The output of the above command will be all the json object stored in that collection.
To see it in a formatted way like each object and field in new line we can use pretty on find.

Example: db.customer.find().pretty();

  • Find Specific: By passing the documentIdentifier value in find method.
    • Syntax: db.<collectionName>.find({<documentIdentifier >})
    • Example: db.customer.find({first_name:”Kanika”});
  • Or condition: 
    • Example: db.customer.find({$or:[{first_name:”Kanika”}, {first_name:”Robin”}]});

In the above example we have a document in find as parameter, and in that document we have give an array of first_name. $or is defining the operation which is going to be performed on the array.

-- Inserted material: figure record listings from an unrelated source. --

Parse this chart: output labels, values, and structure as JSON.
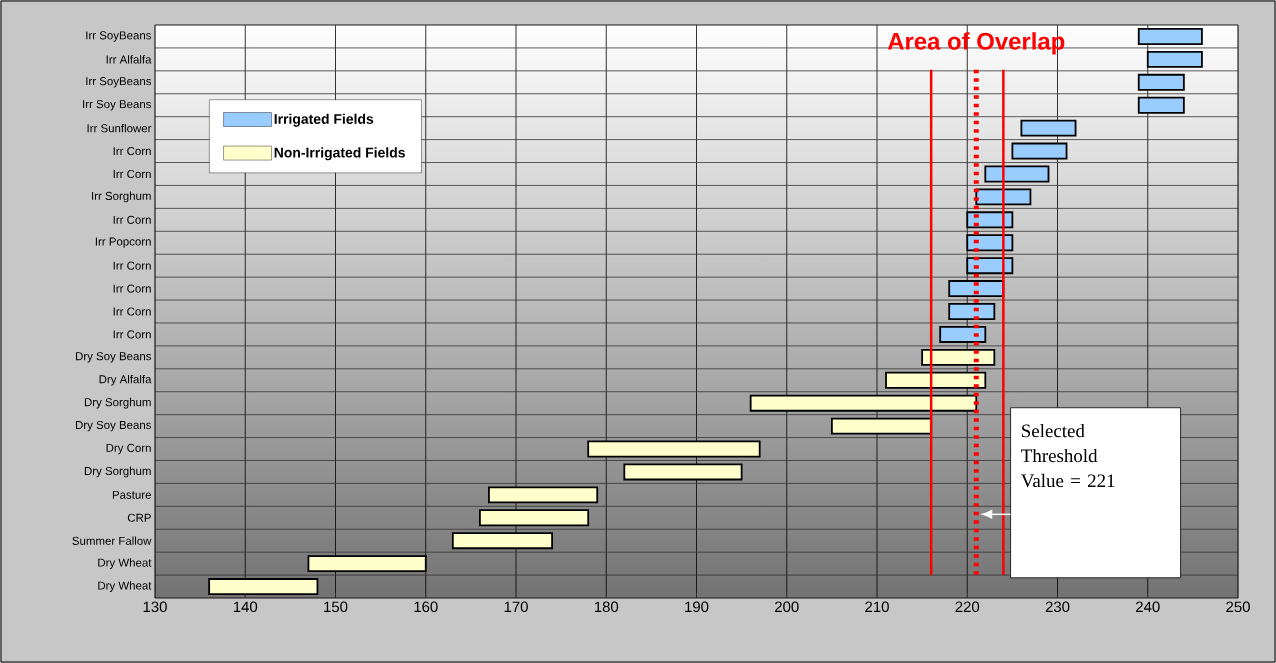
{
  "chart_data": {
    "type": "bar",
    "orientation": "horizontal",
    "categories": [
      "Irr SoyBeans",
      "Irr Alfalfa",
      "Irr SoyBeans",
      "Irr Soy Beans",
      "Irr Sunflower",
      "Irr Corn",
      "Irr Corn",
      "Irr Sorghum",
      "Irr Corn",
      "Irr Popcorn",
      "Irr Corn",
      "Irr Corn",
      "Irr Corn",
      "Irr Corn",
      "Dry Soy Beans",
      "Dry Alfalfa",
      "Dry Sorghum",
      "Dry Soy Beans",
      "Dry Corn",
      "Dry Sorghum",
      "Pasture",
      "CRP",
      "Summer Fallow",
      "Dry Wheat",
      "Dry Wheat"
    ],
    "series": [
      {
        "name": "Irrigated Fields",
        "color": "#99ccff",
        "base": [
          239,
          240,
          239,
          239,
          226,
          225,
          222,
          221,
          220,
          220,
          220,
          218,
          218,
          217,
          null,
          null,
          null,
          null,
          null,
          null,
          null,
          null,
          null,
          null,
          null
        ],
        "values": [
          7,
          6,
          5,
          5,
          6,
          6,
          7,
          6,
          5,
          5,
          5,
          6,
          5,
          5,
          null,
          null,
          null,
          null,
          null,
          null,
          null,
          null,
          null,
          null,
          null
        ]
      },
      {
        "name": "Non-Irrigated Fields",
        "color": "#ffffcc",
        "base": [
          null,
          null,
          null,
          null,
          null,
          null,
          null,
          null,
          null,
          null,
          null,
          null,
          null,
          null,
          215,
          211,
          196,
          205,
          178,
          182,
          167,
          166,
          163,
          147,
          136
        ],
        "values": [
          null,
          null,
          null,
          null,
          null,
          null,
          null,
          null,
          null,
          null,
          null,
          null,
          null,
          null,
          8,
          11,
          25,
          11,
          19,
          13,
          12,
          12,
          11,
          13,
          12
        ]
      }
    ],
    "xlim": [
      130,
      250
    ],
    "xticks": [
      130,
      140,
      150,
      160,
      170,
      180,
      190,
      200,
      210,
      220,
      230,
      240,
      250
    ],
    "grid": true,
    "legend": "top left",
    "ref_lines": [
      {
        "axis": "x",
        "value": 216,
        "color": "#ff0000",
        "line_style": "solid"
      },
      {
        "axis": "x",
        "value": 221,
        "color": "#ff0000",
        "line_style": "dotted",
        "label": "Selected Threshold Value = 221"
      },
      {
        "axis": "x",
        "value": 224,
        "color": "#ff0000",
        "line_style": "solid"
      }
    ],
    "annotations": [
      "Area of Overlap"
    ]
  }
}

  • Greater than, Less than: We can directly jump on the example of the greater than and less than.

Example:

  • db.customer.find({age:{$gt:26}});
    In the above example $gt defines that > operation need to be perform on age. It will find and print all the documents who has this field age and age >26.
  • db.customer.find({age:{$lt:26}});
    In the same way this $lt will help us to find all documents which have age field and age < 26.
  • db.customer.find({age:{$gte:26}});
    We can perform >= or <= operations as well by using $gte and $lte.

Following are some more example on features provided by Mongo db:

  • Sort:
    • db.customer.find().sort({first_name:1}); //descending order
      db.customer.find().sort({first_name:-1}); //ascending order
  • Count:
    • db.customer.find().count();
  • ForEach:
    • db.customer.find().forEach(function(doc){print(“Customer Name:”+ doc.first_name)});

These all are the basic syntax for getting started with MongoDb.